ABSTRACT

From the studies there would appear to be increasing recognition among senior and middle managers in higher education institutions of the needs and aspirations of a broadening range of faculty. This has resulted in significant efforts being made, particularly at middle management level, to accommodate individual requirements. However, depending on the flexibility of structures and the influence of individuals, there remains potential for a gap, as well as a time lag, between formal institutional structures and processes and what happens, or is perceived to happen, day-to-day. Local interpretation is likely to be an increasingly significant element in creating a facilitative environment, even where structures have become more flexible. This is evident, for instance, in the UK Annual Workforce Survey (Times Higher 2016) which demonstrates that, despite increasing time and work pressures on academic faculty, individual stories demonstrate how a key variable is likely to be local cultures, so that:

Staff are … more likely than not to say that their university cares for the well-being of its workforce (49% agree that they do, against 36% who disagree).

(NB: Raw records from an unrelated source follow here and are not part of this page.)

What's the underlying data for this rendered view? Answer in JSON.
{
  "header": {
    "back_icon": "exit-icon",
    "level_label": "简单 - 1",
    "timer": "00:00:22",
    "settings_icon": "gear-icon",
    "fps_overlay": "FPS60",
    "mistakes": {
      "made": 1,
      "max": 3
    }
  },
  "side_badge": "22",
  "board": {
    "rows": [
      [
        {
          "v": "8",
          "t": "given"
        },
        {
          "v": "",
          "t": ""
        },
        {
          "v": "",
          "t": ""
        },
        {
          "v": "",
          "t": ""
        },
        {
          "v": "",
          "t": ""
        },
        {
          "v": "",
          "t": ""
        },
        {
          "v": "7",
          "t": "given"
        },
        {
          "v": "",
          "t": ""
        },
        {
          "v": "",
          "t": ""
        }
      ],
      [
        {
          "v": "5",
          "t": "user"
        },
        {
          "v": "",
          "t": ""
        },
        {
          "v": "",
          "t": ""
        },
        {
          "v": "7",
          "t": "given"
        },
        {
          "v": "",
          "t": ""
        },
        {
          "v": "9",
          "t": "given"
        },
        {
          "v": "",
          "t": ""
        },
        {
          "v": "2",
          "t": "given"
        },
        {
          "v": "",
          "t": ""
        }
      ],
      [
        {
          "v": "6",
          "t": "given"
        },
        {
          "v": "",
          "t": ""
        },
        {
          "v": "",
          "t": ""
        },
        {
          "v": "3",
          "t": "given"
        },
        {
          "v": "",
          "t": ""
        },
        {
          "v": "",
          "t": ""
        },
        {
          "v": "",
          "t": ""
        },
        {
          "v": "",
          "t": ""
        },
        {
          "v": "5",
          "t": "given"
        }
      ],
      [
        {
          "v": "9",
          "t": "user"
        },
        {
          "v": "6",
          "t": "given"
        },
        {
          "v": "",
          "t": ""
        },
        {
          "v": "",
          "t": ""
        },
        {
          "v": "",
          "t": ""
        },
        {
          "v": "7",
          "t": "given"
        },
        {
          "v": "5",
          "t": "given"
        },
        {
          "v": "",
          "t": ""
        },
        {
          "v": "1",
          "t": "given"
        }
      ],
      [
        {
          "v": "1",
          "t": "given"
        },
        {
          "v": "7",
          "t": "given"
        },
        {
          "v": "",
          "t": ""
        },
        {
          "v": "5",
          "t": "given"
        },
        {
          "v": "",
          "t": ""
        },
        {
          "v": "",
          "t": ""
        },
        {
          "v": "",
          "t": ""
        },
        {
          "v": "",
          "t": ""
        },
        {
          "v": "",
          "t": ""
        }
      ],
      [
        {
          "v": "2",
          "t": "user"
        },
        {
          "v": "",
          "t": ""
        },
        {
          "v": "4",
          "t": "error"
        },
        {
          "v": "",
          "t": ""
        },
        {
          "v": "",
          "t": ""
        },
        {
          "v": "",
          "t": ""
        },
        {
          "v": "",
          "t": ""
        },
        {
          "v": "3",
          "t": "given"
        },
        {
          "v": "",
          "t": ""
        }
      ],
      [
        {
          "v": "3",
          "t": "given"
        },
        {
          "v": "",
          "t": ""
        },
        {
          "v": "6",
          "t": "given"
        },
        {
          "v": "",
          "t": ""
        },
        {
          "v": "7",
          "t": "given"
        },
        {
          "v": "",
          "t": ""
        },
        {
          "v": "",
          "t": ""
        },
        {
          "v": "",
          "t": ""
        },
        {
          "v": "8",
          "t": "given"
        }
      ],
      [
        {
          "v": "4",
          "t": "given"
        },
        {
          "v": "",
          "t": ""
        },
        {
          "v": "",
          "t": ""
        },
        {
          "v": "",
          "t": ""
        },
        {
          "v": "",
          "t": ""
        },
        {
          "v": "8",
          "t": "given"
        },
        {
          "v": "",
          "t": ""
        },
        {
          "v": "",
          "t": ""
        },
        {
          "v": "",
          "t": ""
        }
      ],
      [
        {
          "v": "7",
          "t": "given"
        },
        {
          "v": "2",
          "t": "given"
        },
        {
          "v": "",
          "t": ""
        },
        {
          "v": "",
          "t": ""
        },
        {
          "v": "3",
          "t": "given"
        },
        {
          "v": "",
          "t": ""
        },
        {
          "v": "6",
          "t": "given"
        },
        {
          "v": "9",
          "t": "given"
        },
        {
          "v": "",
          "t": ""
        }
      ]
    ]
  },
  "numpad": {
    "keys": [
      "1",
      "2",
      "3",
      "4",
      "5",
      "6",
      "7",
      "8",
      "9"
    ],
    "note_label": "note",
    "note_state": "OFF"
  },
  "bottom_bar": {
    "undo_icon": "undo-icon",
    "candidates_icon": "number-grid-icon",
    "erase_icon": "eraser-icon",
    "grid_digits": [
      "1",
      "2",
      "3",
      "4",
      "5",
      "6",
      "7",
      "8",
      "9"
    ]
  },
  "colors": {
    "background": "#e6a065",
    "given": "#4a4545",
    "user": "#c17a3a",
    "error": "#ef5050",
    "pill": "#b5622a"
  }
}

(Times Higher 2016: 7) It is also noticeable in this survey that negative views tend to be around structural factors, such as inappropriate application of workload models and performance management criteria, and also factors associated with a more market-oriented environment. It is likely to be these types of factors that lead to negative perceptions of managers as a collective, which also surface in the Annual Workforce Survey. Structures can be perceived, according to circumstances, as more or less flexible, imposed by senior managers, or constructed as a result of consultation and ‘community governance’. Furthermore, structural changes may be cumulative and effectively layered on top of one other rather than one change precisely replacing another, with the potential for lack of clarity about, for instance, promotion criteria. Local managers are likely to have an influence in managing such processes, thereby influencing perceptions at ground level. Academic faculty are also influenced by disciplinary perspectives, although new interdisciplinary and inter-professional identities are emerging, with a general diffusion and flattening of such relationships.